La sociedad de la polineurosis y la dinámica hipócrita de la protección (esos mismos menores son avasallados por un sistema educativo que promueve la cosificación del individuo y le prepara para la inmoral carrera de ratas de la competencia y el sálvese quien pueda) llevaría a Szabo a la cárcel, o como poco, le colocaría frente a una actuación de oficio de la Fiscalía, a petición de un negociado oficial facultado por la Ley Orgánica de Protección Jurídica del Menor, que establece como preceptiva la intervención del ministerio público «en los casos en que la difusión de información o la utilización de imágenes o nombre de menores en los medios de comunicación pueda implicar una intromisión ilegítima en su intimidad, honra o reputación, o que sea contraria a sus intereses, incluso si consta el consentimiento del menor o de sus representantes legales» (el subrayado de la demencial expresión es mío).

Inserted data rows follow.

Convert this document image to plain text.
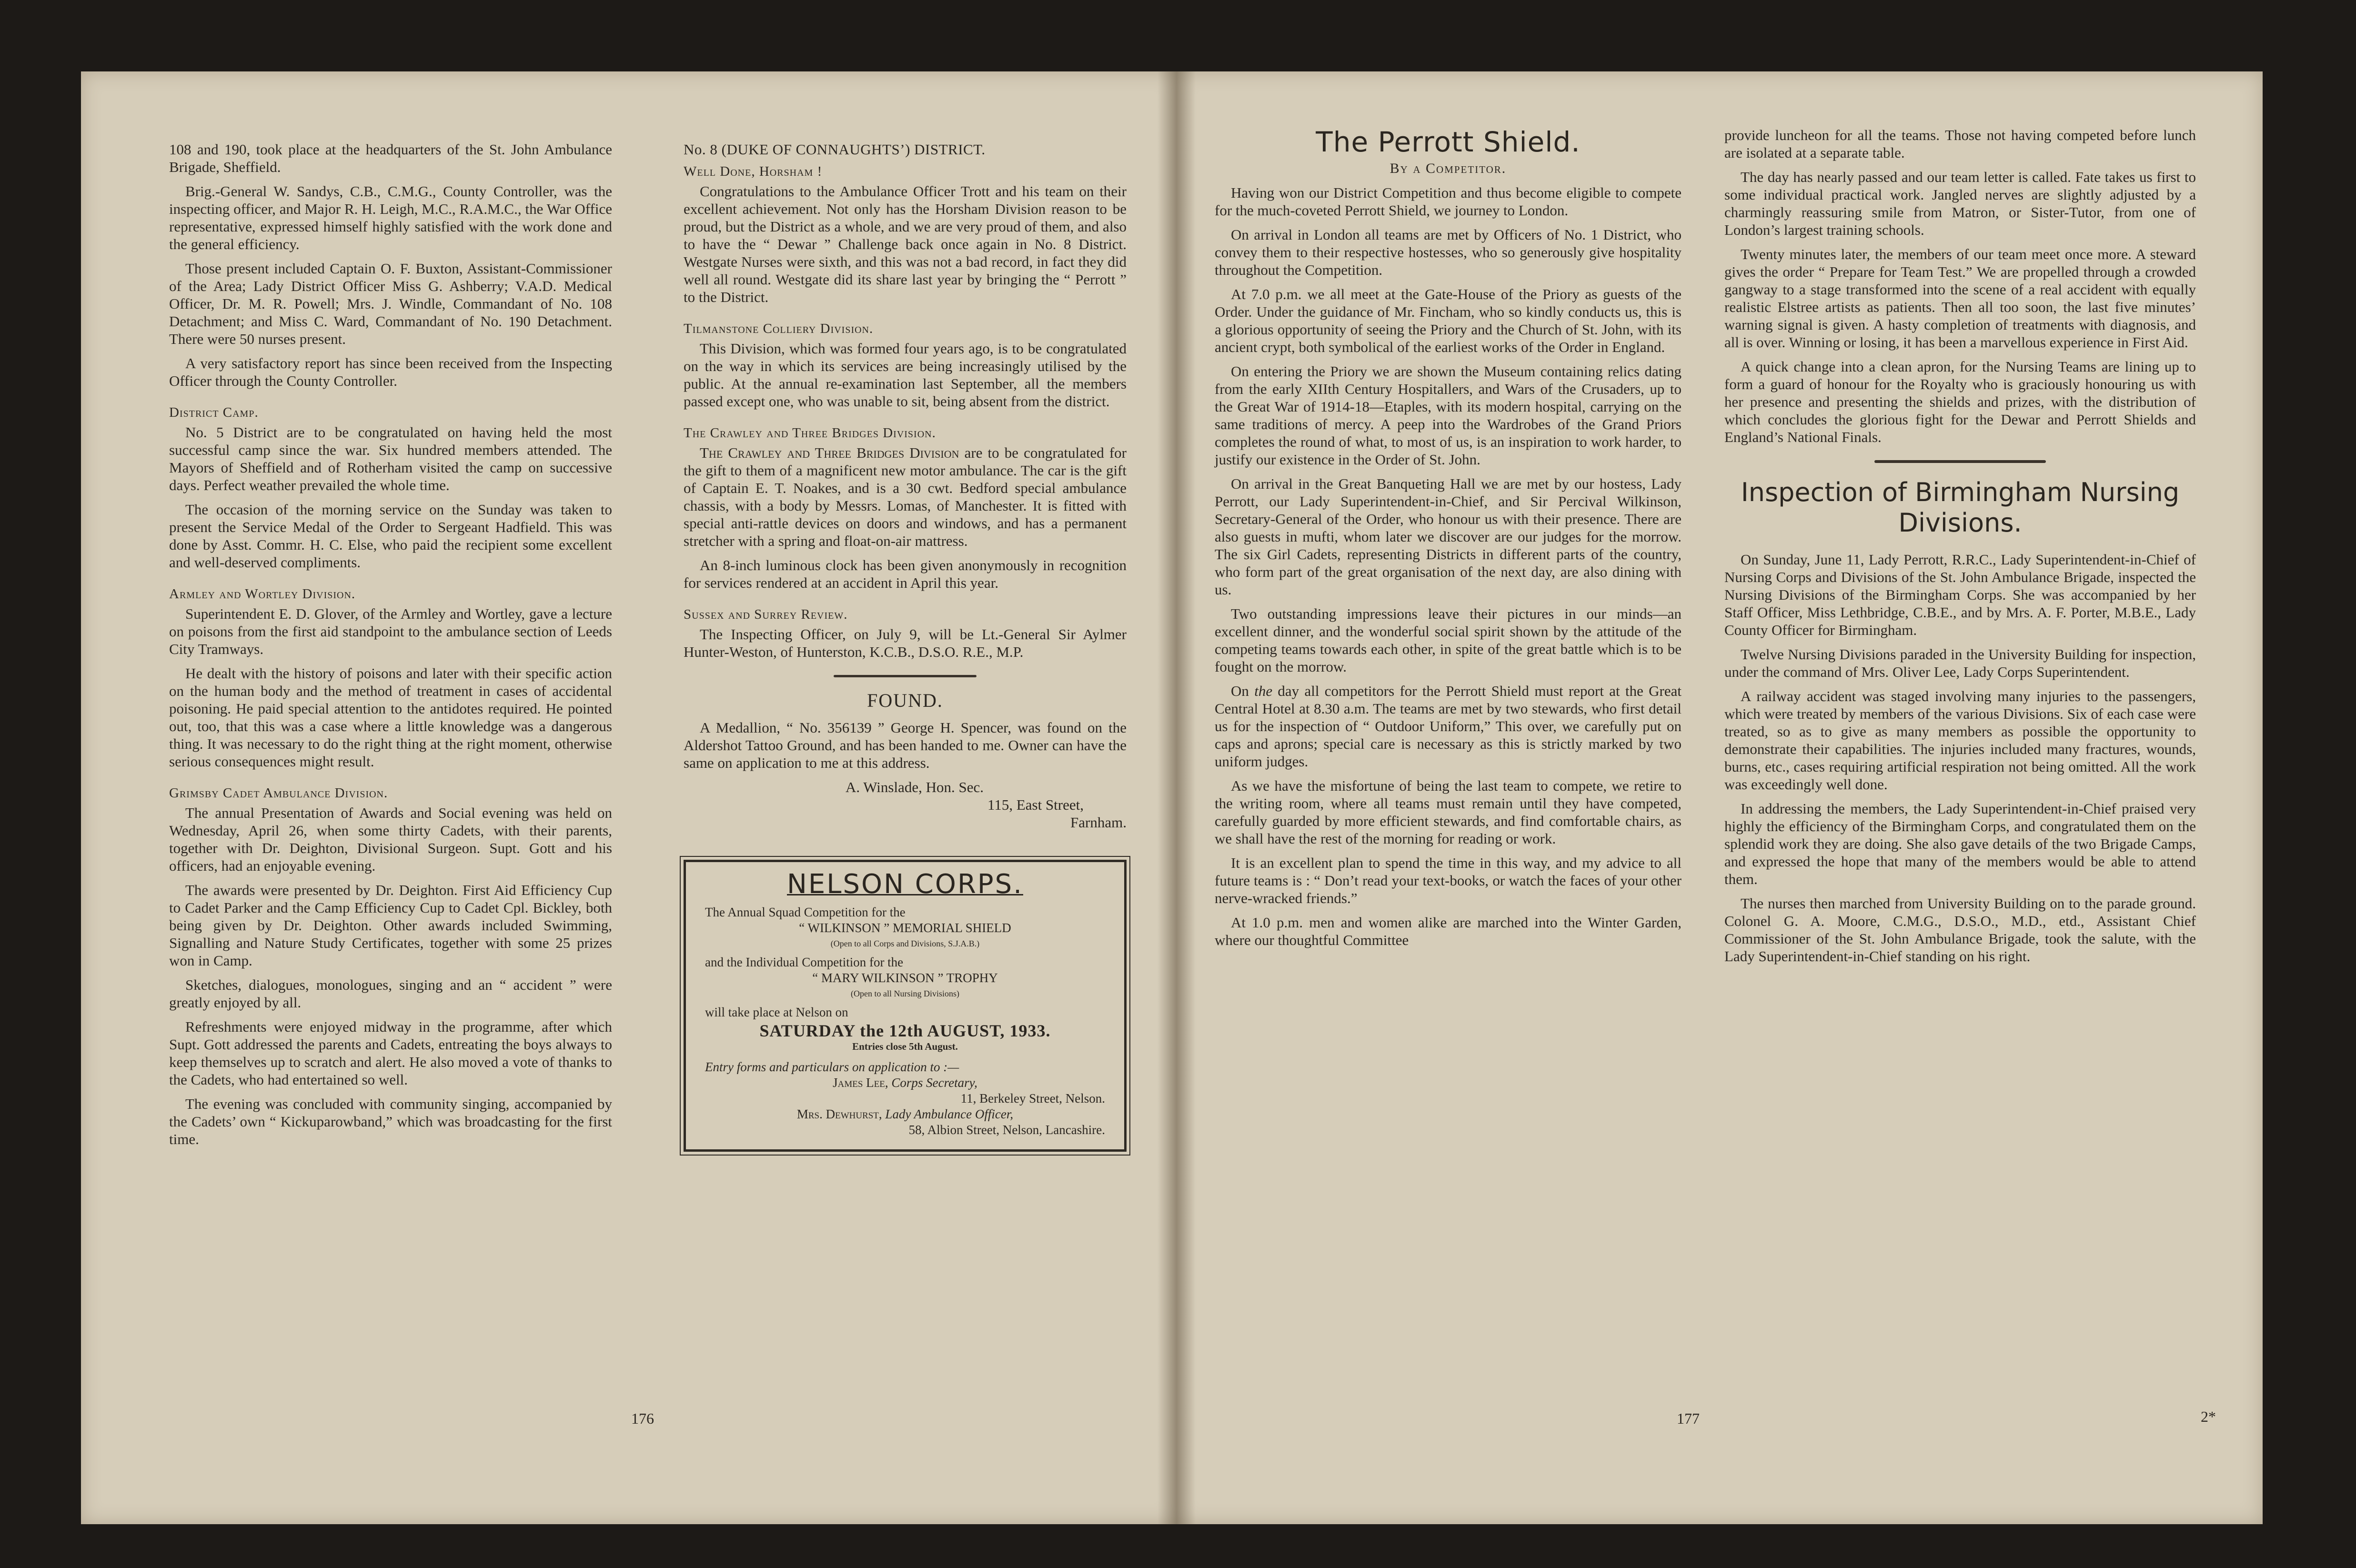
108 and 190, took place at the headquarters of the St. John Ambulance Brigade, Sheffield.

Brig.-General W. Sandys, C.B., C.M.G., County Controller, was the inspecting officer, and Major R. H. Leigh, M.C., R.A.M.C., the War Office representative, expressed himself highly satisfied with the work done and the general efficiency.

Those present included Captain O. F. Buxton, Assistant-Commissioner of the Area; Lady District Officer Miss G. Ashberry; V.A.D. Medical Officer, Dr. M. R. Powell; Mrs. J. Windle, Commandant of No. 108 Detachment; and Miss C. Ward, Commandant of No. 190 Detachment. There were 50 nurses present.

A very satisfactory report has since been received from the Inspecting Officer through the County Controller.

District Camp.

No. 5 District are to be congratulated on having held the most successful camp since the war. Six hundred members attended. The Mayors of Sheffield and of Rotherham visited the camp on successive days. Perfect weather prevailed the whole time.

The occasion of the morning service on the Sunday was taken to present the Service Medal of the Order to Sergeant Hadfield. This was done by Asst. Commr. H. C. Else, who paid the recipient some excellent and well-deserved compliments.

Armley and Wortley Division.

Superintendent E. D. Glover, of the Armley and Wortley, gave a lecture on poisons from the first aid standpoint to the ambulance section of Leeds City Tramways.

He dealt with the history of poisons and later with their specific action on the human body and the method of treatment in cases of accidental poisoning. He paid special attention to the antidotes required. He pointed out, too, that this was a case where a little knowledge was a dangerous thing. It was necessary to do the right thing at the right moment, otherwise serious consequences might result.

Grimsby Cadet Ambulance Division.

The annual Presentation of Awards and Social evening was held on Wednesday, April 26, when some thirty Cadets, with their parents, together with Dr. Deighton, Divisional Surgeon. Supt. Gott and his officers, had an enjoyable evening.

The awards were presented by Dr. Deighton. First Aid Efficiency Cup to Cadet Parker and the Camp Efficiency Cup to Cadet Cpl. Bickley, both being given by Dr. Deighton. Other awards included Swimming, Signalling and Nature Study Certificates, together with some 25 prizes won in Camp.

Sketches, dialogues, monologues, singing and an “ accident ” were greatly enjoyed by all.

Refreshments were enjoyed midway in the programme, after which Supt. Gott addressed the parents and Cadets, entreating the boys always to keep themselves up to scratch and alert. He also moved a vote of thanks to the Cadets, who had entertained so well.

The evening was concluded with community singing, accompanied by the Cadets’ own “ Kickuparowband,” which was broadcasting for the first time.

No. 8 (DUKE OF CONNAUGHTS’) DISTRICT.
Well Done, Horsham !

Congratulations to the Ambulance Officer Trott and his team on their excellent achievement. Not only has the Horsham Division reason to be proud, but the District as a whole, and we are very proud of them, and also to have the “ Dewar ” Challenge back once again in No. 8 District. Westgate Nurses were sixth, and this was not a bad record, in fact they did well all round. Westgate did its share last year by bringing the “ Perrott ” to the District.

Tilmanstone Colliery Division.

This Division, which was formed four years ago, is to be congratulated on the way in which its services are being increasingly utilised by the public. At the annual re-examination last September, all the members passed except one, who was unable to sit, being absent from the district.

The Crawley and Three Bridges Division.

The Crawley and Three Bridges Division are to be congratulated for the gift to them of a magnificent new motor ambulance. The car is the gift of Captain E. T. Noakes, and is a 30 cwt. Bedford special ambulance chassis, with a body by Messrs. Lomas, of Manchester. It is fitted with special anti-rattle devices on doors and windows, and has a permanent stretcher with a spring and float-on-air mattress.

An 8-inch luminous clock has been given anonymously in recognition for services rendered at an accident in April this year.

Sussex and Surrey Review.

The Inspecting Officer, on July 9, will be Lt.-General Sir Aylmer Hunter-Weston, of Hunterston, K.C.B., D.S.O. R.E., M.P.

FOUND.

A Medallion, “ No. 356139 ” George H. Spencer, was found on the Aldershot Tattoo Ground, and has been handed to me. Owner can have the same on application to me at this address.

A. Winslade, Hon. Sec.

115, East Street,

Farnham.

NELSON CORPS.
The Annual Squad Competition for the
“ WILKINSON ” MEMORIAL SHIELD
(Open to all Corps and Divisions, S.J.A.B.)
and the Individual Competition for the
“ MARY WILKINSON ” TROPHY
(Open to all Nursing Divisions)
will take place at Nelson on
SATURDAY the 12th AUGUST, 1933.
Entries close 5th August.
Entry forms and particulars on application to :—
James Lee, Corps Secretary,
11, Berkeley Street, Nelson.
Mrs. Dewhurst, Lady Ambulance Officer,
58, Albion Street, Nelson, Lancashire.
176
The Perrott Shield.
By a Competitor.

Having won our District Competition and thus become eligible to compete for the much-coveted Perrott Shield, we journey to London.

On arrival in London all teams are met by Officers of No. 1 District, who convey them to their respective hostesses, who so generously give hospitality throughout the Competition.

At 7.0 p.m. we all meet at the Gate-House of the Priory as guests of the Order. Under the guidance of Mr. Fincham, who so kindly conducts us, this is a glorious opportunity of seeing the Priory and the Church of St. John, with its ancient crypt, both symbolical of the earliest works of the Order in England.

On entering the Priory we are shown the Museum containing relics dating from the early XIIth Century Hospitallers, and Wars of the Crusaders, up to the Great War of 1914-18—Etaples, with its modern hospital, carrying on the same traditions of mercy. A peep into the Wardrobes of the Grand Priors completes the round of what, to most of us, is an inspiration to work harder, to justify our existence in the Order of St. John.

On arrival in the Great Banqueting Hall we are met by our hostess, Lady Perrott, our Lady Superintendent-in-Chief, and Sir Percival Wilkinson, Secretary-General of the Order, who honour us with their presence. There are also guests in mufti, whom later we discover are our judges for the morrow. The six Girl Cadets, representing Districts in different parts of the country, who form part of the great organisation of the next day, are also dining with us.

Two outstanding impressions leave their pictures in our minds—an excellent dinner, and the wonderful social spirit shown by the attitude of the competing teams towards each other, in spite of the great battle which is to be fought on the morrow.

On the day all competitors for the Perrott Shield must report at the Great Central Hotel at 8.30 a.m. The teams are met by two stewards, who first detail us for the inspection of “ Outdoor Uniform,” This over, we carefully put on caps and aprons; special care is necessary as this is strictly marked by two uniform judges.

As we have the misfortune of being the last team to compete, we retire to the writing room, where all teams must remain until they have competed, carefully guarded by more efficient stewards, and find comfortable chairs, as we shall have the rest of the morning for reading or work.

It is an excellent plan to spend the time in this way, and my advice to all future teams is : “ Don’t read your text-books, or watch the faces of your other nerve-wracked friends.”

At 1.0 p.m. men and women alike are marched into the Winter Garden, where our thoughtful Committee

provide luncheon for all the teams. Those not having competed before lunch are isolated at a separate table.

The day has nearly passed and our team letter is called. Fate takes us first to some individual practical work. Jangled nerves are slightly adjusted by a charmingly reassuring smile from Matron, or Sister-Tutor, from one of London’s largest training schools.

Twenty minutes later, the members of our team meet once more. A steward gives the order “ Prepare for Team Test.” We are propelled through a crowded gangway to a stage transformed into the scene of a real accident with equally realistic Elstree artists as patients. Then all too soon, the last five minutes’ warning signal is given. A hasty completion of treatments with diagnosis, and all is over. Winning or losing, it has been a marvellous experience in First Aid.

A quick change into a clean apron, for the Nursing Teams are lining up to form a guard of honour for the Royalty who is graciously honouring us with her presence and presenting the shields and prizes, with the distribution of which concludes the glorious fight for the Dewar and Perrott Shields and England’s National Finals.

Inspection of Birmingham Nursing Divisions.

On Sunday, June 11, Lady Perrott, R.R.C., Lady Superintendent-in-Chief of Nursing Corps and Divisions of the St. John Ambulance Brigade, inspected the Nursing Divisions of the Birmingham Corps. She was accompanied by her Staff Officer, Miss Lethbridge, C.B.E., and by Mrs. A. F. Porter, M.B.E., Lady County Officer for Birmingham.

Twelve Nursing Divisions paraded in the University Building for inspection, under the command of Mrs. Oliver Lee, Lady Corps Superintendent.

A railway accident was staged involving many injuries to the passengers, which were treated by members of the various Divisions. Six of each case were treated, so as to give as many members as possible the opportunity to demonstrate their capabilities. The injuries included many fractures, wounds, burns, etc., cases requiring artificial respiration not being omitted. All the work was exceedingly well done.

In addressing the members, the Lady Superintendent-in-Chief praised very highly the efficiency of the Birmingham Corps, and congratulated them on the splendid work they are doing. She also gave details of the two Brigade Camps, and expressed the hope that many of the members would be able to attend them.

The nurses then marched from University Building on to the parade ground. Colonel G. A. Moore, C.M.G., D.S.O., M.D., etd., Assistant Chief Commissioner of the St. John Ambulance Brigade, took the salute, with the Lady Superintendent-in-Chief standing on his right.

177	2*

Tal como están las cosas, es posible imaginar que la gran Sally Mann -que ha fotografiado a sus hijos desnudos y ha exhibido las fotos por medio mundo (van tres vínculos ejemplares: 1 | 2 | 3 )- tendría graves problemas legales en España y otras latitudes cercanas en la ortodoxia.

En tanto, se permite que las revistas de moda jueguen a la prostitución con niñas de seis años por capricho del diseñador estadounidense Tom Ford, seudo director de cine y gay a capa y espada de los de “no me tosas que soy maricón y tú una basura hetero”.

Joseph Szabo - de "Teenage" (ed. 2003)

Joseph Szabo - de "Teenage" (ed. 2003)

Joseph Szabo tuvo suerte. Hizo sus mejores fotos a finales de los años setenta, cuando la inquisición de lo correcto no había estallado y las cosas eran más sencillas para los fotógrafos enamorados de los adolescentes y su libertaria desvergüenza.

Sus series son voraces: la cámara muerde y los modelos admiten la dentellada.

En una reflexión de la novela Lolita, Vladimir Nabokov, distingue entre dos tipos de memoria visual. Con una «recreamos diestramente una imagen en el laboratorio de nuestra mente con los ojos abiertos». Con la otra, «evocamos instantáneamente con los ojos cerrados, en la oscura intimidad de los párpados, el objetivo, réplica absolutamente óptica de un rostro amado, un diminuto espectro de colores naturales».

Sospecho que Joseph Szabo utilizó siempre la segunda para abordar a sus adolescentes. Ellas, ellos, se dejaban y, ante el corazón desnudo del fotógrafo (¿qué otra cosa vive en «la oscura intimidad de los párpados»?), devolvían el veneno.

Eran tiempos en que un fotógrafo podía decir, con Humbert Humbert: «Oh, Lolita, tú eres mi niña, así como Virginia fue la de Poe y Beatriz la de Dante».

Eran tiempos en que a los adolescentes, que saben bastante bien lo que se hacen, se les permitía corresponder.